Dear Public Diary ,
There are stories that survive time — not because they are perfect, but because they haunt us. Frankenstein is one of those stories. A tale we never grow tired of, a myth that refuses to age. I’ve watched so many adaptations — movies, mini-series, even cartoons — and yet this one felt entirely new. For the first time, I loved it in a way that surprised me. Maybe because this version finally gave a voice to both sides: the creator and the creature. Two beings bound together by ambition, grief, loneliness, and the inevitable consequences of playing God.
The story begins with Victor Frankenstein, the genius who loses himself to obsession. After the death of his mother, something in him breaks; he becomes convinced that he must conquer death itself. In one chilling scene, he whispers, “If God denies us immortality, then perhaps He is not God at all.” He roams morgues, graveyards, abandoned wards — collecting perfect pieces from imperfect tragedies. He doesn’t mourn the dead; he dissects them. He stitches a body together like someone trying to fix the universe with thread. And when he finally succeeds — when the creature opens his eyes in that terrifying moment — Victor panics and abandons him, like a child running from a shadow he created.
What struck me is how the movie refuses to portray Victor as the misunderstood genius. Instead, it shows him as he truly is: brilliant but cruel, cold, obsessive, and willing to destroy anything to satisfy his ego. He believes he is creating life, but in reality, he is murdering meaning. Every decision he makes feels like another step into his own downfall — and he gets exactly what he deserves.

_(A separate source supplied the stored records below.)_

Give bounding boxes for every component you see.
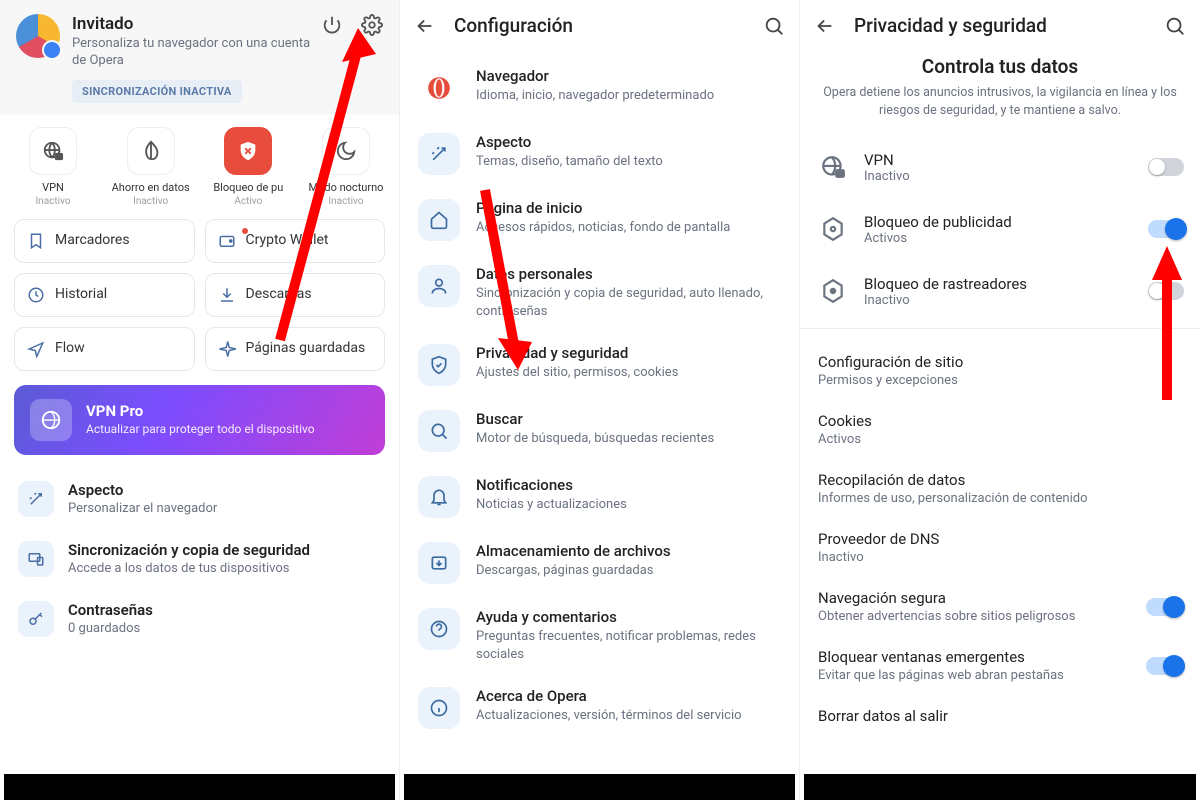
li-cookies[interactable]: CookiesActivos [818,400,1182,459]
wallet-icon [218,232,236,250]
li-dns[interactable]: Proveedor de DNSInactivo [818,518,1182,577]
hero-title: Controla tus datos [820,55,1180,78]
quick-adblock[interactable]: Bloqueo de pu Activo [203,127,293,207]
settings-title: Configuración [454,14,745,37]
devices-icon [27,550,45,568]
back-icon[interactable] [814,15,836,37]
home-icon [429,210,449,230]
row-adblock[interactable]: Bloqueo de publicidadActivos [816,198,1184,260]
cfg-notifications[interactable]: NotificacionesNoticias y actualizaciones [414,464,785,530]
row-vpn[interactable]: VPNInactivo [816,136,1184,198]
avatar[interactable] [16,14,60,58]
tile-saved-pages[interactable]: Páginas guardadas [205,327,386,371]
cfg-personal-data[interactable]: Datos personalesSincronización y copia d… [414,253,785,332]
bottom-bar [804,774,1196,800]
cfg-browser[interactable]: NavegadorIdioma, inicio, navegador prede… [414,55,785,121]
cfg-help[interactable]: Ayuda y comentariosPreguntas frecuentes,… [414,596,785,675]
li-popup-block[interactable]: Bloquear ventanas emergentesEvitar que l… [818,636,1182,695]
li-data-collection[interactable]: Recopilación de datosInformes de uso, pe… [818,459,1182,518]
search-icon[interactable] [1164,15,1186,37]
tile-flow[interactable]: Flow [14,327,195,371]
quick-actions: VPN Inactivo Ahorro en datos Inactivo Bl… [0,115,399,219]
opt-passwords[interactable]: Contraseñas0 guardados [14,589,385,649]
globe-lock-icon [42,140,64,162]
tile-history[interactable]: Historial [14,273,195,317]
plane-icon [218,340,236,358]
cfg-about[interactable]: Acerca de OperaActualizaciones, versión,… [414,675,785,741]
wand-icon [27,490,45,508]
history-icon [27,286,45,304]
bottom-bar [404,774,795,800]
toggle-popup[interactable] [1146,657,1182,675]
quick-night-mode[interactable]: Modo nocturno Inactivo [301,127,391,207]
vpn-pro-banner[interactable]: VPN Pro Actualizar para proteger todo el… [14,385,385,455]
user-icon [429,276,449,296]
li-site-settings[interactable]: Configuración de sitioPermisos y excepci… [818,341,1182,400]
cfg-appearance[interactable]: AspectoTemas, diseño, tamaño del texto [414,121,785,187]
back-icon[interactable] [414,15,436,37]
tile-downloads[interactable]: Descargas [205,273,386,317]
info-icon [429,698,449,718]
tile-crypto-wallet[interactable]: Crypto Wallet [205,219,386,263]
quick-data-savings[interactable]: Ahorro en datos Inactivo [106,127,196,207]
globe-lock-icon [820,154,846,180]
toggle-safe-browsing[interactable] [1146,598,1182,616]
help-icon [429,619,449,639]
bookmark-icon [27,232,45,250]
profile-header: Invitado Personaliza tu navegador con un… [0,0,399,115]
cfg-homepage[interactable]: Página de inicioAccesos rápidos, noticia… [414,187,785,253]
quick-vpn[interactable]: VPN Inactivo [8,127,98,207]
opera-icon [426,75,452,101]
li-clear-on-exit[interactable]: Borrar datos al salir [818,695,1182,737]
panel-privacy: Privacidad y seguridad Controla tus dato… [800,0,1200,800]
opt-sync[interactable]: Sincronización y copia de seguridadAcced… [14,529,385,589]
key-icon [27,610,45,628]
cfg-privacy[interactable]: Privacidad y seguridadAjustes del sitio,… [414,332,785,398]
toggle-vpn[interactable] [1148,158,1184,176]
panel-settings: Configuración NavegadorIdioma, inicio, n… [400,0,800,800]
gear-icon[interactable] [361,14,383,36]
notification-dot-icon [242,228,248,234]
inbox-icon [429,553,449,573]
cfg-storage[interactable]: Almacenamiento de archivosDescargas, pág… [414,530,785,596]
bell-icon [429,487,449,507]
sync-badge: SINCRONIZACIÓN INACTIVA [72,80,242,103]
hexagon-dot-icon [820,278,846,304]
row-trackerblock[interactable]: Bloqueo de rastreadoresInactivo [816,260,1184,322]
wand-icon [429,144,449,164]
globe-shield-icon [40,409,62,431]
profile-subtitle: Personaliza tu navegador con una cuenta … [72,36,321,70]
send-icon [27,340,45,358]
shield-x-icon [237,140,259,162]
profile-title: Invitado [72,14,321,34]
moon-icon [335,140,357,162]
cfg-search[interactable]: BuscarMotor de búsqueda, búsquedas recie… [414,398,785,464]
li-safe-browsing[interactable]: Navegación seguraObtener advertencias so… [818,577,1182,636]
power-icon[interactable] [321,14,343,36]
menu-tiles: Marcadores Crypto Wallet Historial Desca… [0,219,399,371]
search-icon [429,421,449,441]
search-icon[interactable] [763,15,785,37]
hexagon-icon [820,216,846,242]
shield-check-icon [429,355,449,375]
toggle-trackerblock[interactable] [1148,282,1184,300]
privacy-title: Privacidad y seguridad [854,14,1146,37]
download-icon [218,286,236,304]
leaf-icon [140,140,162,162]
hero-sub: Opera detiene los anuncios intrusivos, l… [820,84,1180,120]
bottom-bar [4,774,395,800]
panel-main-menu: Invitado Personaliza tu navegador con un… [0,0,400,800]
toggle-adblock[interactable] [1148,220,1184,238]
opt-appearance[interactable]: AspectoPersonalizar el navegador [14,469,385,529]
tile-bookmarks[interactable]: Marcadores [14,219,195,263]
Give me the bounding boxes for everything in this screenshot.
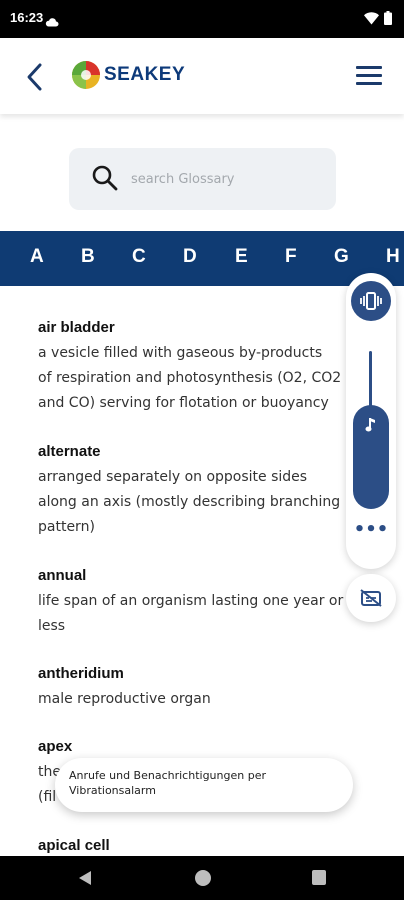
glossary-definition: life span of an organism lasting one yea… <box>38 593 344 634</box>
app-name: SEAKEY <box>104 64 186 85</box>
glossary-entry[interactable]: air bladder a vesicle filled with gaseou… <box>38 318 348 416</box>
glossary-entry[interactable]: annual life span of an organism lasting … <box>38 566 348 639</box>
battery-icon <box>384 11 392 25</box>
menu-button[interactable] <box>356 66 382 86</box>
nav-back-icon[interactable] <box>78 870 92 886</box>
volume-slider[interactable] <box>353 405 389 509</box>
glossary-definition: arranged separately on opposite sides al… <box>38 469 341 535</box>
alpha-letter-b[interactable]: B <box>81 246 95 268</box>
glossary-entry[interactable]: apical cell <box>38 836 348 856</box>
system-nav-bar <box>0 856 404 900</box>
alpha-letter-f[interactable]: F <box>285 246 297 268</box>
music-note-icon <box>365 418 375 432</box>
app-header: SEAKEY <box>0 38 404 114</box>
logo-mark-icon <box>72 61 100 89</box>
toast-text: Anrufe und Benachrichtigungen per Vibrat… <box>69 769 266 797</box>
glossary-definition: a vesicle filled with gaseous by-product… <box>38 345 342 411</box>
glossary-term: alternate <box>38 443 101 460</box>
vibration-toast: Anrufe und Benachrichtigungen per Vibrat… <box>55 758 353 812</box>
chevron-left-icon <box>27 63 42 91</box>
glossary-term: air bladder <box>38 319 115 336</box>
captions-off-icon <box>360 589 382 607</box>
glossary-entry[interactable]: alternate arranged separately on opposit… <box>38 442 348 540</box>
back-button[interactable] <box>22 60 52 94</box>
glossary-term: apical cell <box>38 837 110 854</box>
glossary-term: apex <box>38 738 73 755</box>
alpha-letter-d[interactable]: D <box>183 246 197 268</box>
nav-recents-icon[interactable] <box>312 870 326 885</box>
ringer-mode-button[interactable] <box>351 281 391 321</box>
vibrate-icon <box>360 292 382 310</box>
app-logo: SEAKEY <box>70 59 185 91</box>
glossary-term: antheridium <box>38 665 124 682</box>
glossary-entry[interactable]: antheridium male reproductive organ <box>38 664 348 712</box>
search-box[interactable] <box>69 148 336 210</box>
hamburger-icon <box>356 66 382 69</box>
status-icons <box>364 11 392 25</box>
wifi-icon <box>364 11 379 24</box>
nav-home-icon[interactable] <box>195 870 211 886</box>
glossary-definition: male reproductive organ <box>38 691 211 707</box>
more-options-button[interactable]: ••• <box>346 521 396 539</box>
glossary-term: annual <box>38 567 87 584</box>
alpha-letter-h[interactable]: H <box>386 246 400 268</box>
status-bar: 16:23 <box>0 0 404 38</box>
app-screen: 16:23 SEAKEY search Glossary A B C D E F… <box>0 0 404 900</box>
alpha-letter-g[interactable]: G <box>334 246 349 268</box>
volume-track[interactable] <box>369 351 372 411</box>
alphabet-bar: A B C D E F G H <box>0 231 404 286</box>
alpha-letter-c[interactable]: C <box>132 246 146 268</box>
volume-panel: ••• <box>346 273 396 569</box>
status-time: 16:23 <box>10 10 44 25</box>
alpha-letter-a[interactable]: A <box>30 246 44 268</box>
live-caption-button[interactable] <box>346 574 396 622</box>
search-input[interactable] <box>131 166 321 192</box>
search-icon <box>92 165 118 191</box>
cloud-icon <box>45 12 59 31</box>
alpha-letter-e[interactable]: E <box>235 246 248 268</box>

Then comes the chapter that stole my heart: the creature’s story. We finally hear him speak. We see the world through his eyes — confused, hurting, desperate to understand why he exists. We’ve always known him as the monster, the mindless beast, the creature incapable of emotion. But here, he is more human than most humans. He feels everything. He carries memories that don’t belong to him — pieces of the souls of people whose body parts were used to create him. At one moment he says softly, “I remember a lullaby… but I don’t know whose mother sang it.” That line alone broke something in me.
He learns. He reads. He listens. He loves. And he suffers. His pain is pure, almost innocent, because he was never meant to understand the cruel weight of existence. The world rejects him before he even learns to speak its language. The tragedy is not that he is a monster; it’s that humanity refuses to see him as anything else.
One of the themes that touched me the most was death. We grow up fearing it, hiding from it, treating it as the enemy. But the movie reminds us that death is also a blessing — a boundary that gives life meaning. The creature realizes this more than anyone. He is alive, yes, but trapped in a life that never ends. Eternal days. Eternal nights. Eternal loneliness. He loses everyone he loves, and he stays behind, abandoned in time. When he says, “To live without end is not a gift. It is the slowest grief,” I felt that line in my bones. It’s one thing to fear death. It’s another to fear life without an end.
What made the movie even more unforgettable were the conversations — deep, heavy, raw conversations that felt almost philosophical. There were moments when it didn’t feel like a monster talking, but a lonely soul asking the questions we all bury inside ourselves. The creature asks Victor, “Why did you make me?” and there’s so much pain in that simple question. He asks, “If I am your son, why did you leave me to die?” and it feels like an accusation aimed not only at Victor, but at every human who creates harm and then refuses responsibility. Their dialogues explore creation, morality, loneliness, and the terrifying truth of human ambition. These conversations are the kind that stay with you — long after the movie ends, long after the lights go out, long after you think you’ve moved on. They echo in your mind because they are not just about a creature; they are about all of us.
And visually? The movie is a masterpiece. The cinematography is breathtaking — dark, gothic, yet strangely beautiful. Every frame feels intentional. The snowy forests, the candlelit rooms, the gloomy labs, the explosion scenes that make your heart race… it’s been so long since I watched a film so rich in atmosphere. You can feel the world around you as if you’re inside it. The outside scenes, the interiors of the house, the quiet corners where characters whisper their fears — everything looks like a painting.
You can’t ignore Guillermo del Toro’s touch — the way he blends beauty with horror, innocence with darkness. He has a unique vision, almost unsettling at times, yet deeply human. His style is instantly recognizable: the fascination with monsters, the psychological depth, the courage to show how dark humans can become when they chase their desires. It reminded me of his previous works, the ones that dive deep into the human psyche with elegance and brutality at the same time. His Oscar didn’t come from nowhere; he earned it with this strange, poetic way of telling stories that are never really about monsters, but about us.
By the end of the movie, I felt like I had watched something old and new at the same time. A story I thought I knew — but finally understood. A classic that still breathes. A creature that still cries. And a reminder that the real monster is never the one we fear in the dark, but the one we create with our own hands.
And it left me wondering: which side of this story do we truly carry within ourselves — the creator, or the creature?